In Los Angeles County, officials have expressed concerns about the rising case numbers.

Ferrer said last week that L.A. County can manage rising case numbers without the hospital system being overwhelmed, if more people get vaccinated and boosted, wear masks in indoor public settings and outdoor crowded areas, and avoid large indoor gatherings.

Overall, the decision on dining out comes down to a personal assessment of risk.

Testing

Amid the ongoing surge, L.A. County officials announced they would take steps to expand testing, effective Friday — such as extending the hours of operation at testing sites across the county, “additional week and weekend dates,” as well as more mobile testing units dispatched to “hard-hit areas.”

The county health department is also relaunching a home test collection program in which residents can request an at-home nasal test swab kit and have it delivered by FedEx within two days.

County health officials said that demand for testing has climbed as residents prepare for holiday celebrations.

“L.A. County residents are doing right by getting tested as a precaution before gathering, if they have been exposed and at the first sign of symptoms,” Dr. Christina Ghaly, director of the county’s Department of Health Services, said in a news release. “We will continue to closely monitor testing needs and adjust capacity as needed in the coming weeks.”

At least 87 flights in or out of LAX were canceled Sunday as holiday travelers tried to get back home.

California is also preparing to provide rapid tests for students in K-12 public schools and expand hours at busy screening sites.

“After our kids have enjoyed the holidays ... we want to make sure they come back in as good a shape as they left, meaning we want to make sure that we are testing our kids and preparing them to come back,” Gov.
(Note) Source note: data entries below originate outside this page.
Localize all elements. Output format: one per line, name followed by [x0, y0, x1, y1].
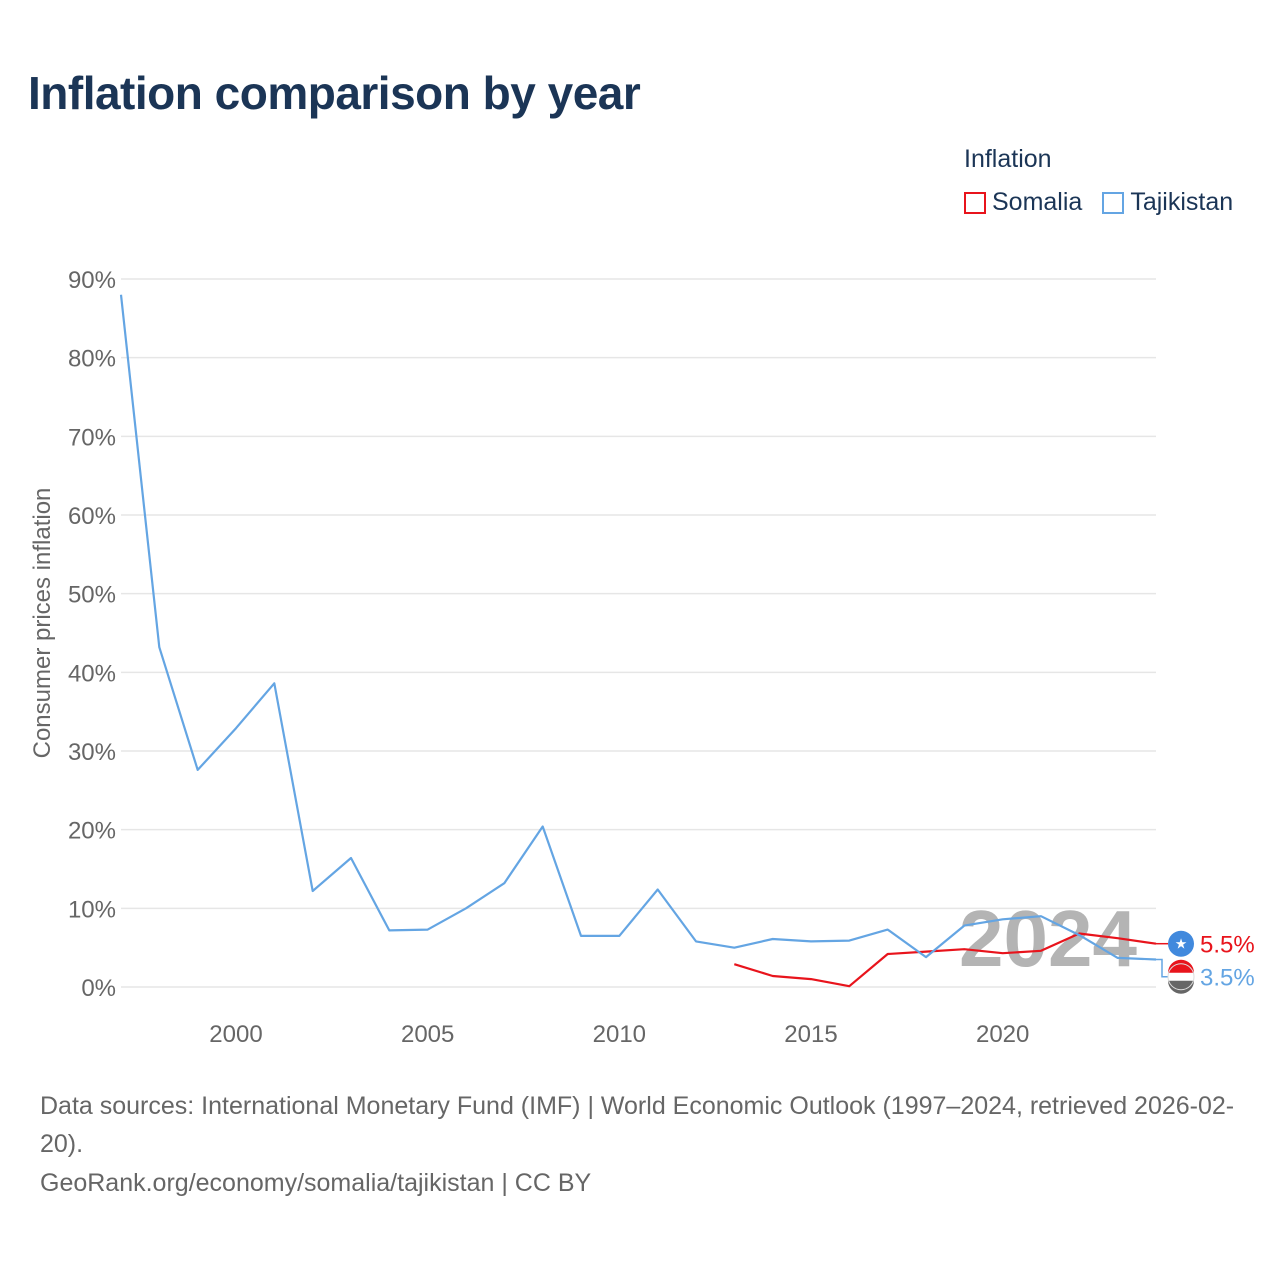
end-value-label-tajikistan: 3.5% — [1200, 965, 1255, 992]
gridlines — [121, 278, 1156, 988]
x-tick-label: 2010 — [593, 1021, 646, 1048]
y-axis-label: Consumer prices inflation — [29, 488, 56, 759]
y-tick-label: 80% — [68, 346, 116, 373]
flag-tajikistan-dark-band — [1168, 980, 1194, 994]
y-tick-label: 50% — [68, 582, 116, 609]
year-watermark: 2024 — [959, 894, 1137, 983]
legend-items: Somalia Tajikistan — [964, 188, 1253, 217]
page-title: Inflation comparison by year — [28, 67, 641, 119]
x-tick-label: 2005 — [401, 1021, 454, 1048]
y-tick-label: 0% — [81, 975, 116, 1002]
legend-label-tajikistan: Tajikistan — [1130, 188, 1234, 216]
end-markers: ★ 5.5% 3.5% — [1156, 930, 1255, 994]
flag-somalia-circle — [1168, 930, 1194, 957]
legend: Inflation Somalia Tajikistan — [964, 145, 1253, 217]
flag-somalia-star: ★ — [1175, 937, 1188, 953]
x-tick-label: 2015 — [784, 1021, 837, 1048]
data-sources: Data sources: International Monetary Fun… — [40, 1092, 1235, 1158]
end-value-label-somalia: 5.5% — [1200, 932, 1255, 959]
y-tick-label: 30% — [68, 739, 116, 766]
series-line-somalia[interactable] — [733, 932, 1157, 988]
legend-item-tajikistan[interactable]: Tajikistan — [1102, 188, 1233, 217]
legend-swatch-tajikistan — [1102, 191, 1125, 214]
series-line-tajikistan[interactable] — [119, 294, 1157, 961]
line-chart: 0% 10% 20% 30% 40% 50% 60% 70% 80% 90% 2000 2005 201… — [29, 267, 1255, 1048]
axes: 0% 10% 20% 30% 40% 50% 60% 70% 80% 90% 2000 2005 201… — [68, 267, 1029, 1048]
y-tick-label: 20% — [68, 818, 116, 845]
legend-item-somalia[interactable]: Somalia — [964, 188, 1082, 217]
flag-tajikistan-outline — [1167, 963, 1195, 991]
y-tick-label: 60% — [68, 503, 116, 530]
legend-label-somalia: Somalia — [992, 188, 1083, 216]
series-lines — [119, 294, 1157, 988]
legend-swatch-somalia — [964, 191, 986, 214]
flag-tajikistan-red-band — [1168, 959, 1194, 973]
credit-link[interactable]: GeoRank.org/economy/somalia/tajikistan |… — [40, 1169, 592, 1197]
flag-icon-somalia: ★ — [1168, 930, 1194, 957]
y-tick-label: 10% — [68, 896, 116, 923]
y-tick-label: 40% — [68, 660, 116, 687]
legend-title: Inflation — [964, 145, 1052, 173]
x-tick-label: 2020 — [976, 1021, 1029, 1048]
y-tick-label: 70% — [68, 424, 116, 451]
y-tick-label: 90% — [68, 267, 116, 294]
x-tick-label: 2000 — [209, 1021, 262, 1048]
flag-icon-tajikistan — [1167, 959, 1195, 994]
end-connector-tajikistan — [1156, 958, 1168, 978]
Gavin Newsom said last week.

Newsom emphasized California’s commitment to keeping schools open for in-person instruction — a pledge reiterated in a joint statement his office released Wednesday morning from education-related organizations including the California State Parent Teacher Assn., California Teachers Assn., SEIU California, the state charter schools association and the California School Boards Assn.

Here is more information on getting tested in specific areas:

Los Angeles County

Los Angeles city

Long Beach

Pasadena

Orange County

San Bernardino County

Riverside County

Ventura County

Santa Barbara County

San Diego County

Nearly two years into the pandemic, Southern California families navigate another holiday season with COVID-19 touching every aspect of their lives.

Other steps

Seven UC campuses have delayed in-person returns, and all UC and Cal State campuses will require boosters for eligible students.

The state also announced that healthcare workers will be required to get COVID-19 vaccine boosters in hopes of protecting both the medical community and the vulnerable populations they serve.

USC announced Friday that classes will take place remotely for the first week of the next term and that students and staff will be required to show proof of COVID-19 booster shots as soon as they are eligible. USC residence halls will remain open, but all students will need to test negative for COVID before moving into campus housing and before in-person instruction resumes. USC also is delaying its spring new student convocation for about two weeks. It originally was scheduled for Jan. 7.

The university said it would announce deadlines for requiring COVID boosters for students, faculty and staff. UC students also be required to get boosters, though it is up to each site to carry out the mandate. Cal State University also issued a COVID booster mandate for students.

Some cities are taking their own preemptive steps. Oakland has moved to join Los Angeles, San Francisco, West Hollywood and Berkeley in requiring proof of vaccination to patronize indoor restaurants and gyms. And in San Jose, the mayor has said he wants to require all city employees to receive booster shots as a condition of employment and anyone who enters city-owned facilities to do the same.